По другую сторону стола стоял солдат-стигиец, одетый в характерную серо-зеленую форму Доминиона. Он казался на удивление высоким и, сжав руки перед собой, расположился чуть больше чем в метре от Сары, молчаливо ее рассматривая. Она понятия не имела, как долго он уже находится в комнате.
Поднимая глаза все выше, Сара заметила, что на лацканах его длинного кителя красуется ряд коротких хлопковых нитей, выступавших наружу, — они были окрашены в множество цветов, включая красный, фиолетовый, синий и зеленый. Если в Верхоземье солдатам давали медали, то здесь их подвиги отмечали с помощью таких нитей — и у этого человека их было столько, что Сара и сосчитать не могла.
Черные волосы солдата были зачесаны назад, в плотный хвост.
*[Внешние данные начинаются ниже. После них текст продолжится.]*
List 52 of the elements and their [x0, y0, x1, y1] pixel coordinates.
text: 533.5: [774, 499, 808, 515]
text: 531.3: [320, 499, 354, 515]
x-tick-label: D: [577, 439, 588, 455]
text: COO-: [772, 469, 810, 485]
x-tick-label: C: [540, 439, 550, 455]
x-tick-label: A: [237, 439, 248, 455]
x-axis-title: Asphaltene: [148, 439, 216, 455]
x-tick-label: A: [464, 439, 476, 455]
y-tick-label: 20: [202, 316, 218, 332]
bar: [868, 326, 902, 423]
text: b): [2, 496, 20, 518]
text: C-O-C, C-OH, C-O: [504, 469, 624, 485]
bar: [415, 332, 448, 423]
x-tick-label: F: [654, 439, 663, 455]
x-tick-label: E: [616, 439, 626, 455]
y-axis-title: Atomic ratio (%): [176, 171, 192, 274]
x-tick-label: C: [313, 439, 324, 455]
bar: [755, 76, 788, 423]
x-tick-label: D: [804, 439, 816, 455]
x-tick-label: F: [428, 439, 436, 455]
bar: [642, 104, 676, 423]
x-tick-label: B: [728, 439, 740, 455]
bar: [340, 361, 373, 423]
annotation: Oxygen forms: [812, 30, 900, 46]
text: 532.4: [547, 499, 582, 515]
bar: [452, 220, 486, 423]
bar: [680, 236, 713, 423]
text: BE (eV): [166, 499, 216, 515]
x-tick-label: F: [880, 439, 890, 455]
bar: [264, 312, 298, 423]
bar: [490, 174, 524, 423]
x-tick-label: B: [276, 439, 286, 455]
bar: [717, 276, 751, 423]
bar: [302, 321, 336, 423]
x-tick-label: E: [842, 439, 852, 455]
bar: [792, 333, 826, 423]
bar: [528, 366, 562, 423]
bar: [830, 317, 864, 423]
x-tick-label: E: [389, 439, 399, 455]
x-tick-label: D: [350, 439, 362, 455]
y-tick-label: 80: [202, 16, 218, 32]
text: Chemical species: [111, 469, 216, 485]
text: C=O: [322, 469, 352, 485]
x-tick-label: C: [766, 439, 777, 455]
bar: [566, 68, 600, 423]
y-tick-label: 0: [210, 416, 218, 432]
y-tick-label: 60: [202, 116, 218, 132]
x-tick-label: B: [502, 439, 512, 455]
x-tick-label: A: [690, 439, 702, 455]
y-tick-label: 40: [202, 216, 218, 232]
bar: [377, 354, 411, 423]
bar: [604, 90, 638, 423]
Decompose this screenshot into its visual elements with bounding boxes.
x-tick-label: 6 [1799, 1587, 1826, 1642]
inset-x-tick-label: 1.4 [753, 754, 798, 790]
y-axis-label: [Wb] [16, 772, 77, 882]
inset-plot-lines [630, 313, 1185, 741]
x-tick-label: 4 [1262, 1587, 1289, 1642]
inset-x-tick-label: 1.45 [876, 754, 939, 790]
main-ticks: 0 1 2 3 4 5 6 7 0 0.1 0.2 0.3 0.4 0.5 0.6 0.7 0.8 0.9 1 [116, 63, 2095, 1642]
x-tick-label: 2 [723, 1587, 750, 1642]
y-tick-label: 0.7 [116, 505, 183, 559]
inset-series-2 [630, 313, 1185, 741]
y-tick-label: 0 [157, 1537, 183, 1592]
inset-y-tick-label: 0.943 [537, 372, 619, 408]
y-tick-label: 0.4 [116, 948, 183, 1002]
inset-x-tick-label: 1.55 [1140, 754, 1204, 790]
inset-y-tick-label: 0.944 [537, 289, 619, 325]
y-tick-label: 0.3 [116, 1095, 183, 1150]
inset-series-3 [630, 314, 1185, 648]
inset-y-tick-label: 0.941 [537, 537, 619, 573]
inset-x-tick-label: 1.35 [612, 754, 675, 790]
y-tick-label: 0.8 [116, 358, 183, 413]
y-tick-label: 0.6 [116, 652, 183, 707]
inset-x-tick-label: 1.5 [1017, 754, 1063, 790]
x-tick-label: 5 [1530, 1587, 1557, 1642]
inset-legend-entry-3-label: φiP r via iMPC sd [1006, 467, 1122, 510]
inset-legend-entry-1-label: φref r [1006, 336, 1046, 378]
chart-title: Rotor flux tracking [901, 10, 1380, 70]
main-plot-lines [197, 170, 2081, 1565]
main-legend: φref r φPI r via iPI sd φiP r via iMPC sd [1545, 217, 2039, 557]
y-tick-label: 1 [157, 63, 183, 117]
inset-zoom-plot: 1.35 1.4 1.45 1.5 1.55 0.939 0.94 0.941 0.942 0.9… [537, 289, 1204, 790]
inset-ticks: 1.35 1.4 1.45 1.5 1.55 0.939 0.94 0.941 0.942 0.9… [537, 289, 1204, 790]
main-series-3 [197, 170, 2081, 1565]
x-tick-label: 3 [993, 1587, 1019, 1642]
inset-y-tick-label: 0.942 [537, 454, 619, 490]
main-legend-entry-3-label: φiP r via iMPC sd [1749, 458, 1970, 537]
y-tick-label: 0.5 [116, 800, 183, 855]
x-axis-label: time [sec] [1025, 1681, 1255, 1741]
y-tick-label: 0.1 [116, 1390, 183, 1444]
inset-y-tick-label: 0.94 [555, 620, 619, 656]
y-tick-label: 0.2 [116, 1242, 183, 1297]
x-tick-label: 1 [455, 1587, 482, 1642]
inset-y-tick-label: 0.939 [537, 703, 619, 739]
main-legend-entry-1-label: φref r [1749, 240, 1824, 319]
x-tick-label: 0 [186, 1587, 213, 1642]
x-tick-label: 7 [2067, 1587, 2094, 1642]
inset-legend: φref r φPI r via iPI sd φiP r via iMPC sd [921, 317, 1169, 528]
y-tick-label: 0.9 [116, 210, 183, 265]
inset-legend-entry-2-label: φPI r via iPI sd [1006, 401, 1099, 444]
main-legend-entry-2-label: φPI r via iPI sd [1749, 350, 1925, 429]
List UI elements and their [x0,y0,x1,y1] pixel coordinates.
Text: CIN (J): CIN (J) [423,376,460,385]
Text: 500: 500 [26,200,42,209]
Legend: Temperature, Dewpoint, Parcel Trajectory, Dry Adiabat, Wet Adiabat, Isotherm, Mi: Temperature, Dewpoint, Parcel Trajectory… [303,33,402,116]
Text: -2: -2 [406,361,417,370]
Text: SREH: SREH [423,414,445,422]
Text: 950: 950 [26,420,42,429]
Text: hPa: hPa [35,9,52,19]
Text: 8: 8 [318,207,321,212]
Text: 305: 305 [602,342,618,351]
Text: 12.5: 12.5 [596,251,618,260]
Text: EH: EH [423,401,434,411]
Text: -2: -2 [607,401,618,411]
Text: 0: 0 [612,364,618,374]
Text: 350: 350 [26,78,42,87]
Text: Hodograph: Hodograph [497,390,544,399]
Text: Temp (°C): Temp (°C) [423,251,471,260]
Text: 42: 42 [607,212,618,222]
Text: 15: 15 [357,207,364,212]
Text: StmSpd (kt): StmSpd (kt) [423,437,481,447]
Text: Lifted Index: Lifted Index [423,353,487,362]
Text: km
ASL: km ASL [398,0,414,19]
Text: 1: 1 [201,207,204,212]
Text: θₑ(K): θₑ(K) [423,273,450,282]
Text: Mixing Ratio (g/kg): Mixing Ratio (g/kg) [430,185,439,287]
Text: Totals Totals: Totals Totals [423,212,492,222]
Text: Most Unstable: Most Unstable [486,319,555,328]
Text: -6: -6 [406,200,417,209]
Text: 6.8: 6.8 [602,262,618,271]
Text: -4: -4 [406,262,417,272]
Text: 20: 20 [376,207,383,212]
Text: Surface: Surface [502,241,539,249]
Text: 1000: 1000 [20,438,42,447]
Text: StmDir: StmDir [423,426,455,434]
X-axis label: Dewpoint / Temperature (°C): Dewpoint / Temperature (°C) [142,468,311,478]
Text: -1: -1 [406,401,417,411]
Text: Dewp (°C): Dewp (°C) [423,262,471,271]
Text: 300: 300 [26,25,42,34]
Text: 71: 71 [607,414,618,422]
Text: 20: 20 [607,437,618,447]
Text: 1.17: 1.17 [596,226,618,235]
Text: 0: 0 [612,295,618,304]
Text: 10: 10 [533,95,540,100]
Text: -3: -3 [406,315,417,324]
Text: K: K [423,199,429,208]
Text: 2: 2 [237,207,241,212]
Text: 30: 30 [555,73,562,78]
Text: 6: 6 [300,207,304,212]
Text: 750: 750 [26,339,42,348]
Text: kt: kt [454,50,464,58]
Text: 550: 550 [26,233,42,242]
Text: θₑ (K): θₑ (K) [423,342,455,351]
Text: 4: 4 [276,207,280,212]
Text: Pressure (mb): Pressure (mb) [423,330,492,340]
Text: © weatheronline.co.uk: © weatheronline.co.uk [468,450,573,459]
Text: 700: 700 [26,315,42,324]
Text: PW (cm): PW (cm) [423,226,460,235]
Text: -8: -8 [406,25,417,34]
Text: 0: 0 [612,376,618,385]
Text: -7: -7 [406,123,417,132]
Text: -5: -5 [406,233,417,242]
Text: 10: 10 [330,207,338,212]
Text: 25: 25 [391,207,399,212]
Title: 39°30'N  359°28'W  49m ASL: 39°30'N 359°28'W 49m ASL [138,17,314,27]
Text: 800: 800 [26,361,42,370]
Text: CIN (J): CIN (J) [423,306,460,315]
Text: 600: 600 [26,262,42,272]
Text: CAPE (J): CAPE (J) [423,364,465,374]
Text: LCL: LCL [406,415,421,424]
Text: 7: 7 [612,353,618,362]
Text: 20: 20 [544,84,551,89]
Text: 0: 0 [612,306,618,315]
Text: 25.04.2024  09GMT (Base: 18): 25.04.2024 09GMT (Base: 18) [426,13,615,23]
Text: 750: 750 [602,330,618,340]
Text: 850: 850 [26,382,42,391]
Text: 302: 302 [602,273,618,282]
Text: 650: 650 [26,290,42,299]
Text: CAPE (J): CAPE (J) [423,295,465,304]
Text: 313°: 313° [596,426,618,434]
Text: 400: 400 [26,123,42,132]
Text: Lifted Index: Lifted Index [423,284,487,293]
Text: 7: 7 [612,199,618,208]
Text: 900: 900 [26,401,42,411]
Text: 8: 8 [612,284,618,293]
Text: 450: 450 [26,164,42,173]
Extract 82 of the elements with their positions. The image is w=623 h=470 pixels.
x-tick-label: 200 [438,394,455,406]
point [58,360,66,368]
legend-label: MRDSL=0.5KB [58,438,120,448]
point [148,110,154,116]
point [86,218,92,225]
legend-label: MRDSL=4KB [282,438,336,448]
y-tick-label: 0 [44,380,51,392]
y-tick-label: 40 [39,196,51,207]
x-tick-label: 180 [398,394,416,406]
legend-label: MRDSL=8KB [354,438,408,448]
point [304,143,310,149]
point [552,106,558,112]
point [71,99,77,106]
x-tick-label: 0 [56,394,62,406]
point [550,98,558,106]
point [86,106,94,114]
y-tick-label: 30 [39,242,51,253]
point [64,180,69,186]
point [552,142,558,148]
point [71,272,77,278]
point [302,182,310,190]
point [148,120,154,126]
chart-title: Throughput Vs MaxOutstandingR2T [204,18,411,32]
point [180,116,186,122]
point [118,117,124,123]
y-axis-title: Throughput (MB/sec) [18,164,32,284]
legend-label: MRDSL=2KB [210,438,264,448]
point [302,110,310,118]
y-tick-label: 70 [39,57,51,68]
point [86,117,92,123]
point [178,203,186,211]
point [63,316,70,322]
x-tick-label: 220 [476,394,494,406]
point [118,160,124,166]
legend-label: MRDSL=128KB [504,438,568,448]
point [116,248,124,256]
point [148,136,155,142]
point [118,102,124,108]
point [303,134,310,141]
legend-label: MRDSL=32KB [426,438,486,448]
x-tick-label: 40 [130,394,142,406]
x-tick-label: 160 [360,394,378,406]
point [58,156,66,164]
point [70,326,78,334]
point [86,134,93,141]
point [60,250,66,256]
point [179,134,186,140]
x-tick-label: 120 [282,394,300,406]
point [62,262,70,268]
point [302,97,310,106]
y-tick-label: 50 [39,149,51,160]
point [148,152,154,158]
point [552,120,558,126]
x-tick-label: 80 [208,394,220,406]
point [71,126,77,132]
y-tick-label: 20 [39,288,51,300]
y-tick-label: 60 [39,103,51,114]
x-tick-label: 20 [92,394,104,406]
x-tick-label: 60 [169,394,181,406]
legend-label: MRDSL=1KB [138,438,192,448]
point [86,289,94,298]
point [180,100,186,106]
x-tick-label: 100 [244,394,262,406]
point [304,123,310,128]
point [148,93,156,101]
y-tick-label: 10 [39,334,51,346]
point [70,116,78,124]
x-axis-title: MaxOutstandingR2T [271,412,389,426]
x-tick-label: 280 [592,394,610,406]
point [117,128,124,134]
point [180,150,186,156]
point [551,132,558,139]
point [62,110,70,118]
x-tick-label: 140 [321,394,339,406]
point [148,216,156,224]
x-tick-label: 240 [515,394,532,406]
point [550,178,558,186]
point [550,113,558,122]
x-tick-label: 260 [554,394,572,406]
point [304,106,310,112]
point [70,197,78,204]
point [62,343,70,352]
Но когда взгляд Сары упал на его лицо, женщина едва не отступила еще дальше. На него было страшно смотреть. Одну сторону головы пересекал огромный шрам, по виду и цвету чем-то напоминавший цветную капусту. Он охватывал треть лба и весь левый глаз, настолько изуродованный, что, казалось, его развернули на девяносто градусов вокруг своей оси. Шрам разрезал щеку, спускаясь вниз, там, где она соединялась с нижней челюстью. Он коснулся и рта, растянув уже и без того до невозможности тонкие стигийские губы солдата так, что были видны все его десны, аж до зубов мудрости.
Такое увидишь только в кошмаре.
Сара быстро отыскала здоровый глаз стигийца, стараясь не зацикливаться на левом — слезившемся, окруженном выступавшими кроваво-красными тканями, прорезанными сетью голубоватых капилляров. Стигиец напоминал жертву незавершенного анатомического исследования, словно кто-то начал препарировать его лицо, но закончил работу лишь наполовину.
— Вижу, вы начали без меня, — произнес он. Искривленный рот выговаривал слова с придыханием, а голос у солдата был тихий, но при этом уверенный, командирский. — Вы знаете, что изображено на этой карте? — спросил он.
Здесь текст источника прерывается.